The world's first bagel was produced in 1783 as a tribute to Jan Sobieski, King of Poland. The king, a renowned horseman, had just saved the people of Austria from an onslaught by Turkish invaders. In gratitude, a local baker shaped yeast dough into the shape of stirrup to honor him and called it the Austrian word for stirrup, beugel. The roll soon became a hit throughout Eastern Europe. Over time, its shape evolved into a circle with a hole in the center and its named was converted to its modern form, bagel.
Bagels came to New York in the 1880s, with the immigration of hundreds of thousands of Eastern European Jews. Vendors used to thread the hole-shaped bread onto dowels and hawk them on street corners. The pronunciation of the word never changed, but the spelling was Americanized to bagel. In 1907, the International Bagel Bakers Union was founded in New York City. Members of the elite group, which was only open to sons of union members, fiercely safeguarded the recipe for bagels, which were usually boiled or "kettled" in vats of boiling hot water before baking. Bagel makers traditionally worked in teams of four, with two men making the dough and shaping the bagels, one boils them, and the fourth baking them.
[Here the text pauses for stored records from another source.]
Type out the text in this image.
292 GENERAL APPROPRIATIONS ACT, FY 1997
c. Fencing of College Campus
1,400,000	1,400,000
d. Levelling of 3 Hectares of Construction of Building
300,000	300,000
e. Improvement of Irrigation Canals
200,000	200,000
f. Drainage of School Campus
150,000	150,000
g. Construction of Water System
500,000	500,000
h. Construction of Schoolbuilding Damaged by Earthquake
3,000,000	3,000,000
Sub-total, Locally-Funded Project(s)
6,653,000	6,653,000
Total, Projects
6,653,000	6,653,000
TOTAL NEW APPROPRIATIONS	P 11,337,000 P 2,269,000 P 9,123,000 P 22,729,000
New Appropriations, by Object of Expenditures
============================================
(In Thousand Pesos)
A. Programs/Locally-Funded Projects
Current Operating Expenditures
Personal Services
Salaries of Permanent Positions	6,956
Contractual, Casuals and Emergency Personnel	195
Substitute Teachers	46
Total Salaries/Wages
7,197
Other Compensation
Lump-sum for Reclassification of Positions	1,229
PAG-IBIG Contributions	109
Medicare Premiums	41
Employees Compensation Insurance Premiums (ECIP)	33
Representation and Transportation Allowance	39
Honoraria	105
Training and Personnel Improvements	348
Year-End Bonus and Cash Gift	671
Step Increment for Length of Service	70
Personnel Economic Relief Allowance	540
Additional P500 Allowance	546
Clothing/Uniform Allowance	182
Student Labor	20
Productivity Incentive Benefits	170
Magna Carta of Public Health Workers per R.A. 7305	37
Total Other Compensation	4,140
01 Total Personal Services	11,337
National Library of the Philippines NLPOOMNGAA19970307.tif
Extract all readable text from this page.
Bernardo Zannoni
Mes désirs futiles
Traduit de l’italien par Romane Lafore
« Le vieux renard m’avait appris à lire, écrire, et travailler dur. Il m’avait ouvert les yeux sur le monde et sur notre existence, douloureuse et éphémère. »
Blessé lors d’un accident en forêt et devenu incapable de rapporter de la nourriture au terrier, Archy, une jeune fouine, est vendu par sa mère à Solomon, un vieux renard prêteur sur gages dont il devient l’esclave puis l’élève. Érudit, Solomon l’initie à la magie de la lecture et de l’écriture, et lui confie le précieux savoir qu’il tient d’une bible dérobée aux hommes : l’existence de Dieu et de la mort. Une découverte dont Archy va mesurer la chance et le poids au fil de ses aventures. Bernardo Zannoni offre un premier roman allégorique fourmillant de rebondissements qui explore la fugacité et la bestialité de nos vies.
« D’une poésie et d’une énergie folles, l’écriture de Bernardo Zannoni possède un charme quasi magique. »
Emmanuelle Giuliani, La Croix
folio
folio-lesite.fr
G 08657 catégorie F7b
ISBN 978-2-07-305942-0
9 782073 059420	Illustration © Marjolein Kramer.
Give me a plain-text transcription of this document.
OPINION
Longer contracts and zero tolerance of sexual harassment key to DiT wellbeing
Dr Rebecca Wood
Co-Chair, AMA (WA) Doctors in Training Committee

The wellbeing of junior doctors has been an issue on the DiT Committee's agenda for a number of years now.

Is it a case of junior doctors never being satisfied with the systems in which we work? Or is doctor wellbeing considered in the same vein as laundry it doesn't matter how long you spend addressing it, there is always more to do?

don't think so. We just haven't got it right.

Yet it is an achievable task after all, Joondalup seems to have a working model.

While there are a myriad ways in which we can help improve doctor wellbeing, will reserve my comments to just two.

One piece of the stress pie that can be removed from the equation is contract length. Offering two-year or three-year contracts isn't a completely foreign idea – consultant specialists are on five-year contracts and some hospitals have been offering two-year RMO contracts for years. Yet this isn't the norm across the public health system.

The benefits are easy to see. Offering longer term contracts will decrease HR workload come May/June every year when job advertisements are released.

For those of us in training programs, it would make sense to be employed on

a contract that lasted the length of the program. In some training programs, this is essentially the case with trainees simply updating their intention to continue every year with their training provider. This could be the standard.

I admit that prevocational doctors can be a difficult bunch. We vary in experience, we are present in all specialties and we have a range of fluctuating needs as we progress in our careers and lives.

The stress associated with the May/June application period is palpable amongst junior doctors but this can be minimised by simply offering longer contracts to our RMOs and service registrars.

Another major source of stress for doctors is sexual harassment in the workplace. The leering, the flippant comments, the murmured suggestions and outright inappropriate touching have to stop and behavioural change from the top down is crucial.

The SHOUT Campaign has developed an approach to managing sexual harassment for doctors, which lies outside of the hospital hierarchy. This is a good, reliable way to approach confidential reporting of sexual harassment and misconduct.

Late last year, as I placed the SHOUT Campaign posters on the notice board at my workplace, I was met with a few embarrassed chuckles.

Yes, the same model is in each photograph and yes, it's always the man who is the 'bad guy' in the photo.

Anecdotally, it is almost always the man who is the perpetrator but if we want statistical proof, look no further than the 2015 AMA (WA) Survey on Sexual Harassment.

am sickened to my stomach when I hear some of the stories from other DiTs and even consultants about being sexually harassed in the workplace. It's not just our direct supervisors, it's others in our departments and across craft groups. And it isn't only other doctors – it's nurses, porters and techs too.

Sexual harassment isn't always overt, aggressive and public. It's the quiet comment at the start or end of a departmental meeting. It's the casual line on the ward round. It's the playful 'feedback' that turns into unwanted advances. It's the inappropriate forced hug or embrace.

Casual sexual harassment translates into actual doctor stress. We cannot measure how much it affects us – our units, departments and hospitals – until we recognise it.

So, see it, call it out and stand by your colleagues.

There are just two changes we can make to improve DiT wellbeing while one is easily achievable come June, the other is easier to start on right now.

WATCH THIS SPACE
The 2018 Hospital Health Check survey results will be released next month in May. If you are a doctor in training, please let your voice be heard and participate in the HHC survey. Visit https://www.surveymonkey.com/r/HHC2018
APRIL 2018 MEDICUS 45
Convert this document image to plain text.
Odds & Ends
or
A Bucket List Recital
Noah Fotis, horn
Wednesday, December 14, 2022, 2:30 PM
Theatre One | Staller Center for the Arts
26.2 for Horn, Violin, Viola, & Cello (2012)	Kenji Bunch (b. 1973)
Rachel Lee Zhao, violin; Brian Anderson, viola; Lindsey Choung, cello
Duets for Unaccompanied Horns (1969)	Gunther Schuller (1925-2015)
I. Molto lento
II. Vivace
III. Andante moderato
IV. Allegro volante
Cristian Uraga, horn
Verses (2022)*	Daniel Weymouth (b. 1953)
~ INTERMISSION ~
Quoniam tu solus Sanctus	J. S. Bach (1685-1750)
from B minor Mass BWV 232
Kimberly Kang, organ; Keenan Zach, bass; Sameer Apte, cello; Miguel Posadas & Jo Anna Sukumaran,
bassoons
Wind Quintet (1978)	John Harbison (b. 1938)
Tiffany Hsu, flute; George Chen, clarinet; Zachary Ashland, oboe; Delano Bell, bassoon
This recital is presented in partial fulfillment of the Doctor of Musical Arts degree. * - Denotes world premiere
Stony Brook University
The two most well-known styles of traditional bagel in North America are the Montreal bagel and the New York-style bagel. The Montreal bagel contains malt and egg but no salt; it is boiled in honey-sweetened water before baking in a wood oven; and it is predominantly either of the “black seed” (poppy) or “white seed” (sesame) variety. The New York bagel contains salt and malt and is also boiled prior to baking in a standard oven. The resulting New York bagel is puffy with a noticeable crust, while the Montreal bagel is smaller (though with a larger hole), chewier, and sweeter. In addition to the plain bagel, variants feature seasoning on the outside, including sesame, garlic, poppy seed, onion, rye, and salt. The “everything” bagel is a mixture of all of the above.
The bagel has come a long way and is now part of everyone’s everyday culture. Its constant reincarnation insures that it will stay and be desired by all who try it. Today bagels are no longer an "ethnic" food as millions of Americans embrace the breads as a healthful breakfast choice or snack.